Своеобразная «метода» Барбе мало что дала ученикам. «Недаром мы вышли из гимназии, не имея никакого понятия об истории французской литературы: много-много, что мы знали о Расине, о Лафонтене, да кое-что о Вольтере. Конечно, кого интересовала французская литература и кто мог читать по-французски, благодаря домашнему воспитанию, тот знал гораздо больше того, что у нас успевали узнать...»

Французским языком в гимназии Яков Полонский так и не овладел, и заговорил на нем лишь в зрелом возрасте, будучи в Париже...

Латинскую грамматику в гимназии преподавал какой-то чрезвычайно набожный черноволосый человек, «с худым бледным лицом, со свинцовыми тенями на щеках и подбородке и с небольшими, робко выглядывающими черными глазами». Каждое воскресенье учителя можно было увидеть в церкви стоящим на коленях и отбивающим поклоны.

Учитель мог на уроках говорить о чем угодно: о явлениях природы, о животных.
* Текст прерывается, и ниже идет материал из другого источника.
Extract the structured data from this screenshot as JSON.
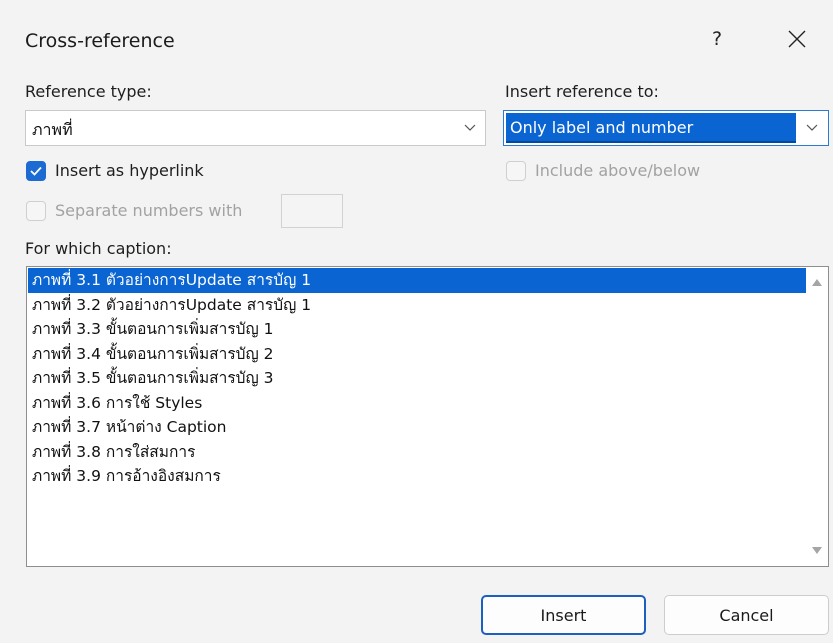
{
  "window": {
    "title": "Cross-reference",
    "help_label": "?"
  },
  "reference_type": {
    "label": "Reference type:",
    "selected": "ภาพที่"
  },
  "insert_reference_to": {
    "label": "Insert reference to:",
    "selected": "Only label and number"
  },
  "options": {
    "insert_as_hyperlink": {
      "label": "Insert as hyperlink",
      "checked": true
    },
    "include_above_below": {
      "label": "Include above/below",
      "checked": false,
      "enabled": false
    },
    "separate_numbers": {
      "label": "Separate numbers with",
      "checked": false,
      "enabled": false,
      "value": ""
    }
  },
  "caption_list": {
    "label": "For which caption:",
    "items": [
      "ภาพที่ 3.1 ตัวอย่างการUpdate สารบัญ 1",
      "ภาพที่ 3.2 ตัวอย่างการUpdate สารบัญ 1",
      "ภาพที่ 3.3 ขั้นตอนการเพิ่มสารบัญ 1",
      "ภาพที่ 3.4 ขั้นตอนการเพิ่มสารบัญ 2",
      "ภาพที่ 3.5 ขั้นตอนการเพิ่มสารบัญ 3",
      "ภาพที่ 3.6 การใช้ Styles",
      "ภาพที่ 3.7 หน้าต่าง Caption",
      "ภาพที่ 3.8 การใส่สมการ",
      "ภาพที่ 3.9 การอ้างอิงสมการ"
    ],
    "selected_index": 0
  },
  "buttons": {
    "insert": "Insert",
    "cancel": "Cancel"
  },
  "colors": {
    "accent": "#0a64d2",
    "checkbox_on": "#1c6bd2",
    "dialog_bg": "#f3f3f3"
  }
}
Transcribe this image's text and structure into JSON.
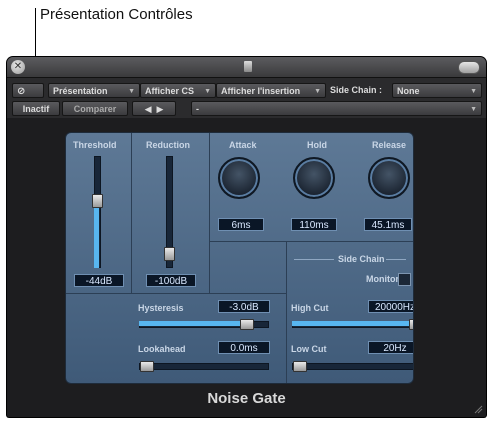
{
  "callout": {
    "label": "Présentation Contrôles"
  },
  "toolbar": {
    "presentation": "Présentation",
    "afficher_cs": "Afficher CS",
    "afficher_insertion": "Afficher l'insertion",
    "side_chain_label": "Side Chain :",
    "side_chain_value": "None",
    "inactif": "Inactif",
    "comparer": "Comparer",
    "preset_value": "-"
  },
  "plugin": {
    "name": "Noise Gate",
    "threshold": {
      "label": "Threshold",
      "value": "-44dB",
      "level": 0.62
    },
    "reduction": {
      "label": "Reduction",
      "value": "-100dB",
      "level": 0.08
    },
    "attack": {
      "label": "Attack",
      "value": "6ms"
    },
    "hold": {
      "label": "Hold",
      "value": "110ms"
    },
    "release": {
      "label": "Release",
      "value": "45.1ms"
    },
    "hysteresis": {
      "label": "Hysteresis",
      "value": "-3.0dB",
      "level": 0.86
    },
    "lookahead": {
      "label": "Lookahead",
      "value": "0.0ms",
      "level": 0.0
    },
    "side_chain": {
      "label": "Side Chain",
      "monitor": "Monitor",
      "high_cut": {
        "label": "High Cut",
        "value": "20000Hz",
        "level": 0.98
      },
      "low_cut": {
        "label": "Low Cut",
        "value": "20Hz",
        "level": 0.0
      }
    }
  },
  "colors": {
    "accent": "#58b6f0",
    "panel": "#4f6a88"
  }
}
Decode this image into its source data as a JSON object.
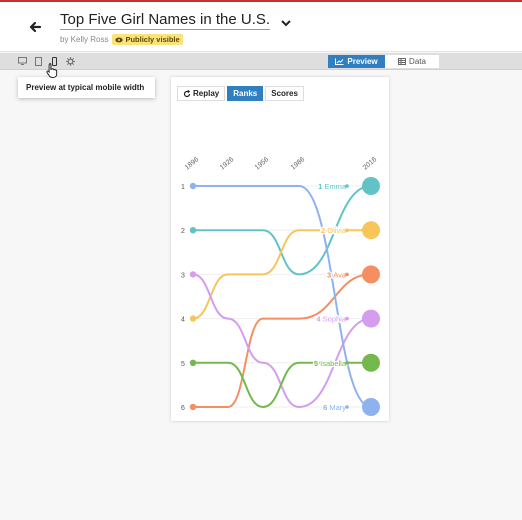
{
  "header": {
    "title": "Top Five Girl Names in the U.S.",
    "byline": "by Kelly Ross",
    "badge": "Publicly visible"
  },
  "toolbar": {
    "preview_label": "Preview",
    "data_label": "Data",
    "icons": [
      "desktop-icon",
      "tablet-icon",
      "mobile-icon",
      "settings-icon"
    ]
  },
  "tooltip": {
    "text": "Preview at typical mobile width"
  },
  "controls": {
    "replay": "Replay",
    "ranks": "Ranks",
    "scores": "Scores"
  },
  "chart_data": {
    "type": "line",
    "x": [
      "1896",
      "1926",
      "1956",
      "1986",
      "2016"
    ],
    "y_ticks": [
      "1",
      "2",
      "3",
      "4",
      "5",
      "6"
    ],
    "series": [
      {
        "name": "Emma",
        "rank_label": "1",
        "color": "#62c3c7",
        "values": [
          2,
          2,
          2,
          3,
          1
        ]
      },
      {
        "name": "Olivia",
        "rank_label": "2",
        "color": "#f7c55a",
        "values": [
          4,
          3,
          3,
          2,
          2
        ]
      },
      {
        "name": "Ava",
        "rank_label": "3",
        "color": "#f58e63",
        "values": [
          6,
          6,
          4,
          4,
          3
        ]
      },
      {
        "name": "Sophia",
        "rank_label": "4",
        "color": "#d59ded",
        "values": [
          3,
          4,
          5,
          6,
          4
        ]
      },
      {
        "name": "Isabella",
        "rank_label": "5",
        "color": "#74b84e",
        "values": [
          5,
          5,
          6,
          5,
          5
        ]
      },
      {
        "name": "Mary",
        "rank_label": "6",
        "color": "#8eb2ef",
        "values": [
          1,
          1,
          1,
          1,
          6
        ]
      }
    ],
    "ylim": [
      1,
      6
    ],
    "grid": true
  }
}
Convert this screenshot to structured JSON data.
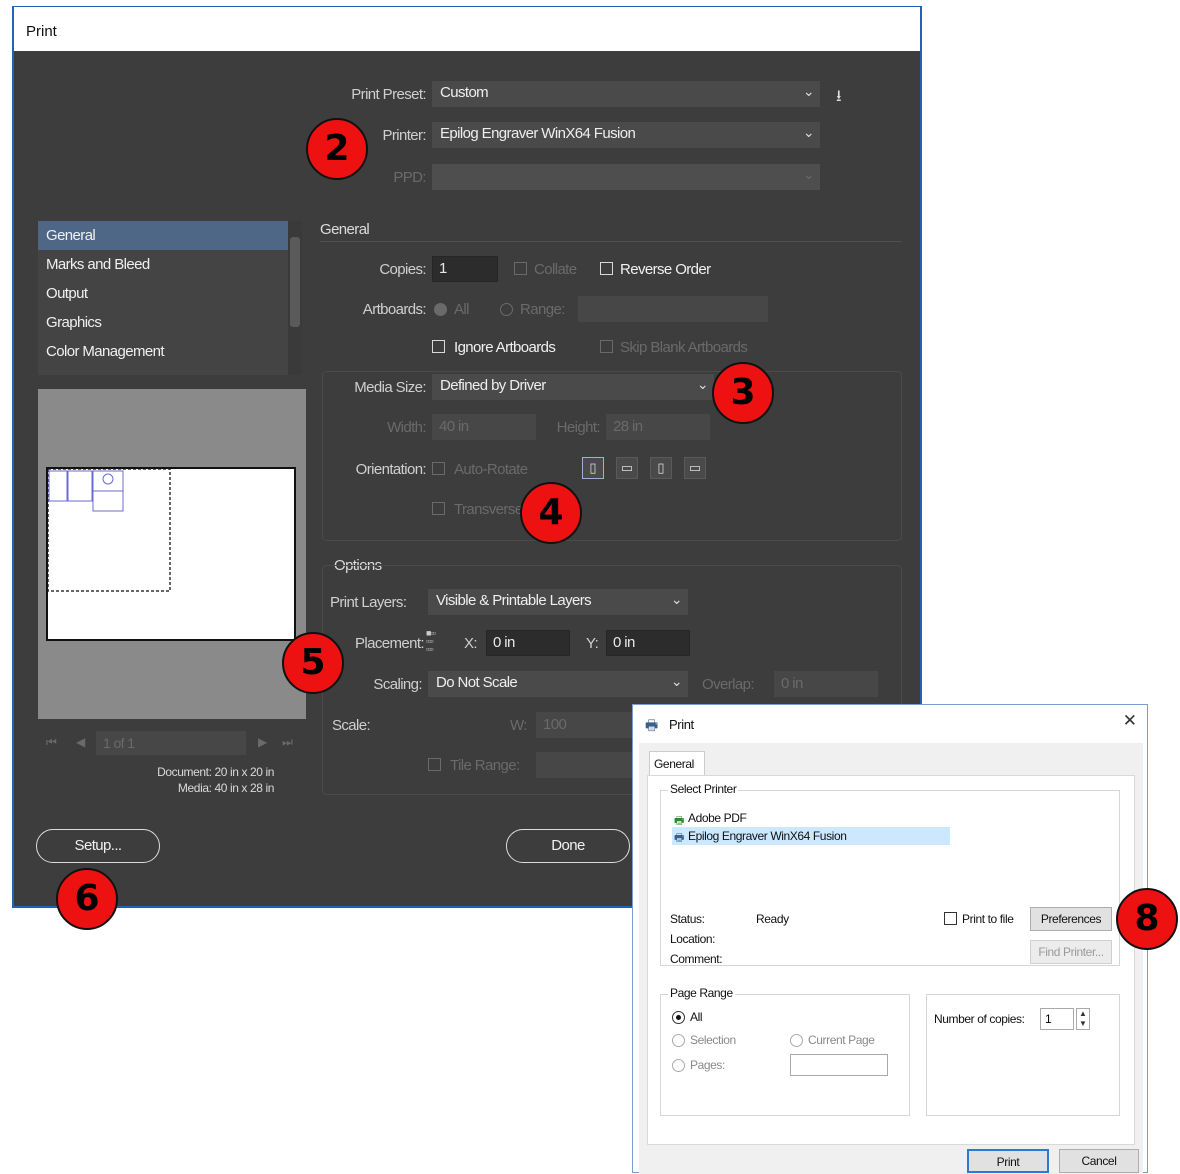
{
  "ai_dialog": {
    "title": "Print",
    "print_preset_label": "Print Preset:",
    "print_preset_value": "Custom",
    "printer_label": "Printer:",
    "printer_value": "Epilog Engraver WinX64 Fusion",
    "ppd_label": "PPD:",
    "sidebar_items": [
      "General",
      "Marks and Bleed",
      "Output",
      "Graphics",
      "Color Management"
    ],
    "section_general": "General",
    "copies_label": "Copies:",
    "copies_value": "1",
    "collate_label": "Collate",
    "reverse_order_label": "Reverse Order",
    "artboards_label": "Artboards:",
    "all_label": "All",
    "range_label": "Range:",
    "ignore_artboards_label": "Ignore Artboards",
    "skip_blank_label": "Skip Blank Artboards",
    "media_size_label": "Media Size:",
    "media_size_value": "Defined by Driver",
    "width_label": "Width:",
    "width_value": "40 in",
    "height_label": "Height:",
    "height_value": "28 in",
    "orientation_label": "Orientation:",
    "auto_rotate_label": "Auto-Rotate",
    "transverse_label": "Transverse",
    "section_options": "Options",
    "print_layers_label": "Print Layers:",
    "print_layers_value": "Visible & Printable Layers",
    "placement_label": "Placement:",
    "x_label": "X:",
    "x_value": "0 in",
    "y_label": "Y:",
    "y_value": "0 in",
    "scaling_label": "Scaling:",
    "scaling_value": "Do Not Scale",
    "overlap_label": "Overlap:",
    "overlap_value": "0 in",
    "scale_label": "Scale:",
    "w_label": "W:",
    "w_value": "100",
    "tile_range_label": "Tile Range:",
    "page_nav": "1 of 1",
    "document_info": "Document: 20 in x 20 in",
    "media_info": "Media: 40 in x 28 in",
    "setup_button": "Setup...",
    "done_button": "Done"
  },
  "callouts": [
    "2",
    "3",
    "4",
    "5",
    "6",
    "8"
  ],
  "win_dialog": {
    "title": "Print",
    "tab": "General",
    "select_printer_label": "Select Printer",
    "printers": [
      "Adobe PDF",
      "Epilog Engraver WinX64 Fusion"
    ],
    "status_label": "Status:",
    "status_value": "Ready",
    "location_label": "Location:",
    "comment_label": "Comment:",
    "print_to_file_label": "Print to file",
    "preferences_button": "Preferences",
    "find_printer_button": "Find Printer...",
    "page_range_label": "Page Range",
    "all_label": "All",
    "selection_label": "Selection",
    "current_page_label": "Current Page",
    "pages_label": "Pages:",
    "copies_label": "Number of copies:",
    "copies_value": "1",
    "print_button": "Print",
    "cancel_button": "Cancel"
  }
}
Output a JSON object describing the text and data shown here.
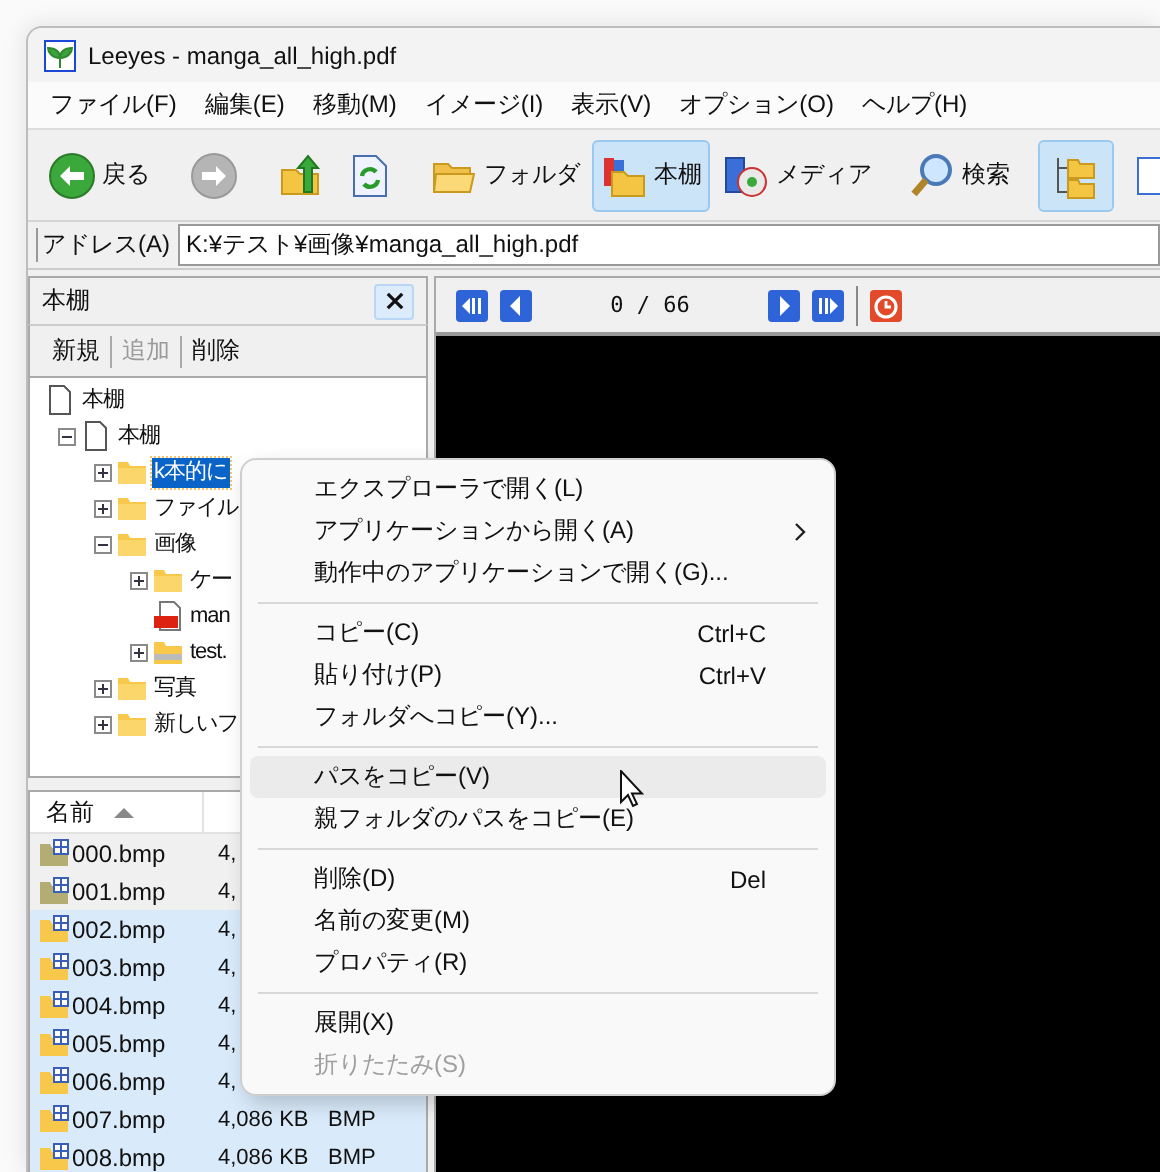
{
  "window": {
    "title": "Leeyes - manga_all_high.pdf"
  },
  "menu_bar": [
    "ファイル(F)",
    "編集(E)",
    "移動(M)",
    "イメージ(I)",
    "表示(V)",
    "オプション(O)",
    "ヘルプ(H)"
  ],
  "toolbar": {
    "back": {
      "label": "戻る",
      "disabled": false
    },
    "forward": {
      "disabled": true
    },
    "folder": {
      "label": "フォルダ",
      "selected": false
    },
    "bookshelf": {
      "label": "本棚",
      "selected": true
    },
    "media": {
      "label": "メディア",
      "selected": false
    },
    "search": {
      "label": "検索"
    },
    "view_buttons": [
      {
        "selected": true
      },
      {
        "selected": false
      }
    ]
  },
  "address_bar": {
    "label": "アドレス(A)",
    "value": "K:¥テスト¥画像¥manga_all_high.pdf"
  },
  "side_panel": {
    "title": "本棚",
    "actions": [
      {
        "label": "新規",
        "disabled": false
      },
      {
        "label": "追加",
        "disabled": true
      },
      {
        "label": "削除",
        "disabled": false
      }
    ]
  },
  "tree": [
    {
      "label": "本棚",
      "kind": "document",
      "children": [
        {
          "label": "本棚",
          "kind": "document",
          "expanded": true,
          "children": [
            {
              "label": "k本的に",
              "kind": "folder",
              "expanded": false,
              "selected": true
            },
            {
              "label": "ファイル",
              "kind": "folder",
              "expanded": false,
              "selected": false
            },
            {
              "label": "画像",
              "kind": "folder",
              "expanded": true,
              "selected": false,
              "children": [
                {
                  "label": "ケー",
                  "kind": "folder",
                  "expanded": false,
                  "selected": false
                },
                {
                  "label": "man",
                  "kind": "pdf",
                  "selected": false
                },
                {
                  "label": "test.",
                  "kind": "archive",
                  "expanded": false,
                  "selected": false
                }
              ]
            },
            {
              "label": "写真",
              "kind": "folder",
              "expanded": false,
              "selected": false
            },
            {
              "label": "新しいフ",
              "kind": "folder",
              "expanded": false,
              "selected": false
            }
          ]
        }
      ]
    }
  ],
  "file_list": {
    "columns": [
      "名前"
    ],
    "rows": [
      {
        "name": "000.bmp",
        "size": "4,",
        "type": "",
        "selected": false
      },
      {
        "name": "001.bmp",
        "size": "4,",
        "type": "",
        "selected": false
      },
      {
        "name": "002.bmp",
        "size": "4,",
        "type": "",
        "selected": true
      },
      {
        "name": "003.bmp",
        "size": "4,",
        "type": "",
        "selected": true
      },
      {
        "name": "004.bmp",
        "size": "4,",
        "type": "",
        "selected": true
      },
      {
        "name": "005.bmp",
        "size": "4,",
        "type": "",
        "selected": true
      },
      {
        "name": "006.bmp",
        "size": "4,",
        "type": "",
        "selected": true
      },
      {
        "name": "007.bmp",
        "size": "4,086 KB",
        "type": "BMP",
        "selected": true
      },
      {
        "name": "008.bmp",
        "size": "4,086 KB",
        "type": "BMP",
        "selected": true
      }
    ]
  },
  "viewer": {
    "page_counter": "0 / 66"
  },
  "context_menu": [
    {
      "kind": "item",
      "label": "エクスプローラで開く(L)",
      "disabled": false,
      "highlighted": false
    },
    {
      "kind": "item",
      "label": "アプリケーションから開く(A)",
      "submenu": true,
      "disabled": false,
      "highlighted": false
    },
    {
      "kind": "item",
      "label": "動作中のアプリケーションで開く(G)...",
      "disabled": false,
      "highlighted": false
    },
    {
      "kind": "separator"
    },
    {
      "kind": "item",
      "label": "コピー(C)",
      "shortcut": "Ctrl+C",
      "disabled": false,
      "highlighted": false
    },
    {
      "kind": "item",
      "label": "貼り付け(P)",
      "shortcut": "Ctrl+V",
      "disabled": false,
      "highlighted": false
    },
    {
      "kind": "item",
      "label": "フォルダへコピー(Y)...",
      "disabled": false,
      "highlighted": false
    },
    {
      "kind": "separator"
    },
    {
      "kind": "item",
      "label": "パスをコピー(V)",
      "disabled": false,
      "highlighted": true
    },
    {
      "kind": "item",
      "label": "親フォルダのパスをコピー(E)",
      "disabled": false,
      "highlighted": false
    },
    {
      "kind": "separator"
    },
    {
      "kind": "item",
      "label": "削除(D)",
      "shortcut": "Del",
      "disabled": false,
      "highlighted": false
    },
    {
      "kind": "item",
      "label": "名前の変更(M)",
      "disabled": false,
      "highlighted": false
    },
    {
      "kind": "item",
      "label": "プロパティ(R)",
      "disabled": false,
      "highlighted": false
    },
    {
      "kind": "separator"
    },
    {
      "kind": "item",
      "label": "展開(X)",
      "disabled": false,
      "highlighted": false
    },
    {
      "kind": "item",
      "label": "折りたたみ(S)",
      "disabled": true,
      "highlighted": false
    }
  ]
}
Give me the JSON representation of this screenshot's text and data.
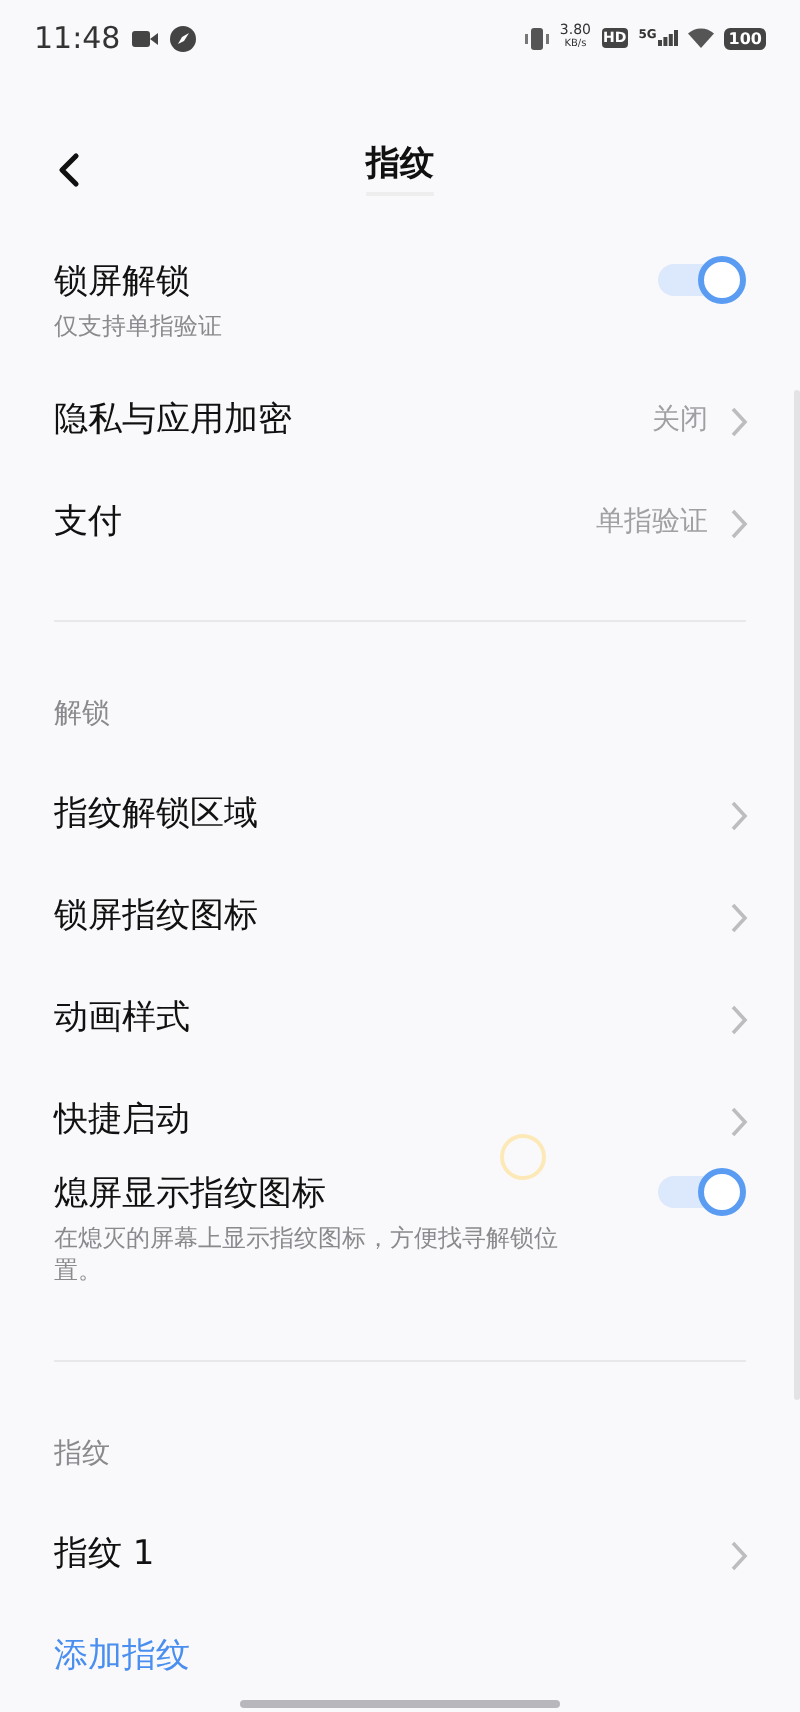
{
  "status_bar": {
    "time": "11:48",
    "speed_value": "3.80",
    "speed_unit": "KB/s",
    "hd_badge": "HD",
    "network": "5G",
    "battery": "100"
  },
  "header": {
    "title": "指纹"
  },
  "sections": [
    {
      "items": [
        {
          "kind": "toggle",
          "title": "锁屏解锁",
          "subtitle": "仅支持单指验证",
          "on": true
        },
        {
          "kind": "link",
          "title": "隐私与应用加密",
          "value": "关闭"
        },
        {
          "kind": "link",
          "title": "支付",
          "value": "单指验证"
        }
      ]
    },
    {
      "heading": "解锁",
      "items": [
        {
          "kind": "link",
          "title": "指纹解锁区域"
        },
        {
          "kind": "link",
          "title": "锁屏指纹图标"
        },
        {
          "kind": "link",
          "title": "动画样式"
        },
        {
          "kind": "link",
          "title": "快捷启动"
        },
        {
          "kind": "toggle",
          "title": "熄屏显示指纹图标",
          "subtitle": "在熄灭的屏幕上显示指纹图标，方便找寻解锁位置。",
          "on": true
        }
      ]
    },
    {
      "heading": "指纹",
      "items": [
        {
          "kind": "link",
          "title": "指纹 1"
        },
        {
          "kind": "action",
          "title": "添加指纹"
        }
      ]
    }
  ]
}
Ученики его внимательно слушали, но латинского языка не знали.

За несколько лет до окончания Полонским учебы в гимназии ввели преподавание древнегреческого языка. «Как нельзя лучше помню учителя греческого языка: плотного, рябого, человека очень добродушного, сильно размахивающего руками, сильно щурящегося и заставляющего нас учить наизусть стихи Гомера».

Учителя в гимназии были разные, но лишь один из них доставил юному Полонскому столько горестных минут, столько стыда и унижения, сколько он не знал с детства.